Here’s a story for you. Once upon a library book….
Back in January, Kelly had me come in to her class to do a book talk for her students as the official kickoff to “I Love to Read” month (which is February). I’ve done this for years for her. I bring in a ton of books from different genres and talk to the kids about what the genres mean and what types of books they can read. It’s a ton of fun, the kids love it and learn a lot.
Then I leave the entire pile of books with Kelly for the kids to use and explore and play with. Now, I would not do this for just anyone. The books are checked out to me, so I’m responsible for them, but Kelly loves the library as much as I do, and she’s very responsible with the books. YEARS we’ve done this and never had a problem.
Of course, this year, there was a problem.
She kept the books and the due date slip and returned them all by the date. As she returned, she checked them off the list to make sure she had them all. She didn’t. There was one missing. She looked for it. And looked for it and looked for it. The kids cleaned their desks, scoured the room, looked at home, this book is missing.
Kelly had told me all of this from the minute she couldn’t find it, so I knew. I fully believed that she would find the book. I figured one of these little kids had it tucked away somewhere and it would turn up. But, it’s been 2.5 months now and it still hasn’t turned up. Kelly offered to pay for the cost of the book, because it is in fact lost.
I’ve been renewing the book this whole time, hoping it would just turn up. But, it’s been so long now, Kelly is sure it won’t. Last night, I went to the library with the intent of paying for the book. There are no more renewals, so I just wanted to deal with it.
I explained this story to the woman working there. She said, “did you get a bill?” Um, no. I didn’t even know they did that. Honestly, I’ve never lost a library book in my life, so I have no idea how this process works. I only know it from the librarian end, how to handle payment for a lost book. And I only know that procedure for Anoka. She said that after a period of time, she thought 30 days, but wasn’t sure, the system would send me a bill for the lost item. At that point, she said, I can come in and pay for it.

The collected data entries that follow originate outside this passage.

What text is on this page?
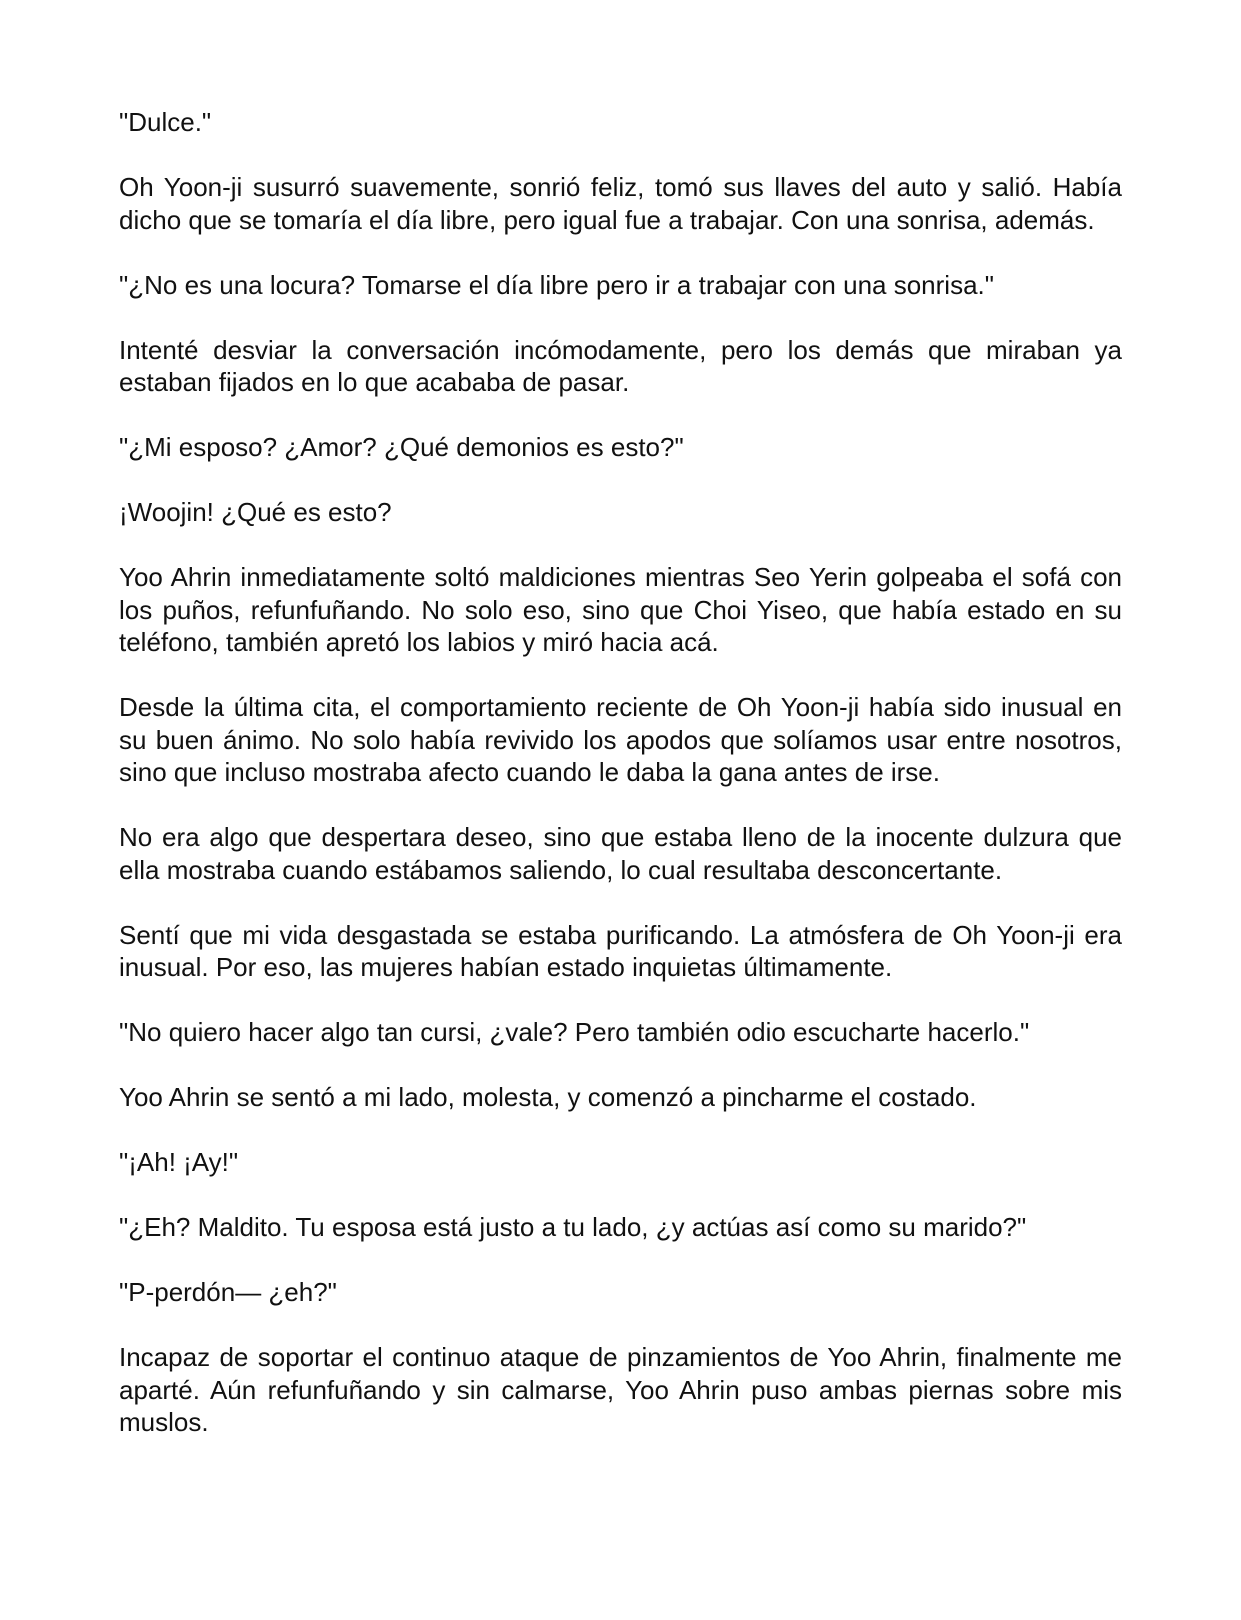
"Dulce."

Oh Yoon-ji susurró suavemente, sonrió feliz, tomó sus llaves del auto y salió. Había dicho que se tomaría el día libre, pero igual fue a trabajar. Con una sonrisa, además.

"¿No es una locura? Tomarse el día libre pero ir a trabajar con una sonrisa."

Intenté desviar la conversación incómodamente, pero los demás que miraban ya estaban fijados en lo que acababa de pasar.

"¿Mi esposo? ¿Amor? ¿Qué demonios es esto?"

¡Woojin! ¿Qué es esto?

Yoo Ahrin inmediatamente soltó maldiciones mientras Seo Yerin golpeaba el sofá con los puños, refunfuñando. No solo eso, sino que Choi Yiseo, que había estado en su teléfono, también apretó los labios y miró hacia acá.

Desde la última cita, el comportamiento reciente de Oh Yoon-ji había sido inusual en su buen ánimo. No solo había revivido los apodos que solíamos usar entre nosotros, sino que incluso mostraba afecto cuando le daba la gana antes de irse.

No era algo que despertara deseo, sino que estaba lleno de la inocente dulzura que ella mostraba cuando estábamos saliendo, lo cual resultaba desconcertante.

Sentí que mi vida desgastada se estaba purificando. La atmósfera de Oh Yoon-ji era inusual. Por eso, las mujeres habían estado inquietas últimamente.

"No quiero hacer algo tan cursi, ¿vale? Pero también odio escucharte hacerlo."

Yoo Ahrin se sentó a mi lado, molesta, y comenzó a pincharme el costado.

"¡Ah! ¡Ay!"

"¿Eh? Maldito. Tu esposa está justo a tu lado, ¿y actúas así como su marido?"

"P-perdón— ¿eh?"

Incapaz de soportar el continuo ataque de pinzamientos de Yoo Ahrin, finalmente me aparté. Aún refunfuñando y sin calmarse, Yoo Ahrin puso ambas piernas sobre mis muslos.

Now, I wasn’t trying to be difficult, but I asked “why do I have to wait?” I explained that the book is 100% lost and we’ve been looking for it for months already and I’d like it taken care of. At this point, she is staring at me like I’ve grown another head while talking to her. She explained that until the system registers the book as lost, she can’t accept payment because there is nothing to pay. I’d really like to know who comes up with these things. That’s not true. She should have the ability to mark the item as lost, forcing the system to add the charges to my account. Thus, allowing me to pay for it. But, whatever, it’s not a huge deal and I wasn’t there to make trouble. So I just said fine, that I would wait until I get the bill.
Then she asked if she could call me with additional information, she said she wanted to talk to her boss today. She would find out the details of the this procedure. I couldn’t believe she didn’t know them, but I agreed and gave her my cell phone number.
She kind of hesitated and then she looked at me and said, “thank you for being such a conscientious library user.” I asked what she meant, because it is kind of an unusual compliment.
She said that it is extremely rare to have people step up and take responsibility for something like this, usually it is a fight that the library loses. Now, having worked in a public library myself, I can understand that, people don’t usually take responsibility. They claim they returned it or they accuse us of making a mistake or whatever. But this situation has nothing to do with being a librarian. I told her, “well, the book belongs to you, you trusted me to take care of it and I didn’t do that, so I am responsible for what happens next.”
She nodded and said, “that’s what I mean, very conscientious, so I just wanted to say thank you.”
And that made my day. And they still won’t let me pay for the book yet. When I get the bill, I’ll take care of it, because I am a conscientious library user. And it was nice to be recognized, but nicer still was the fact that I know I somehow made HER day just by doing the right thing.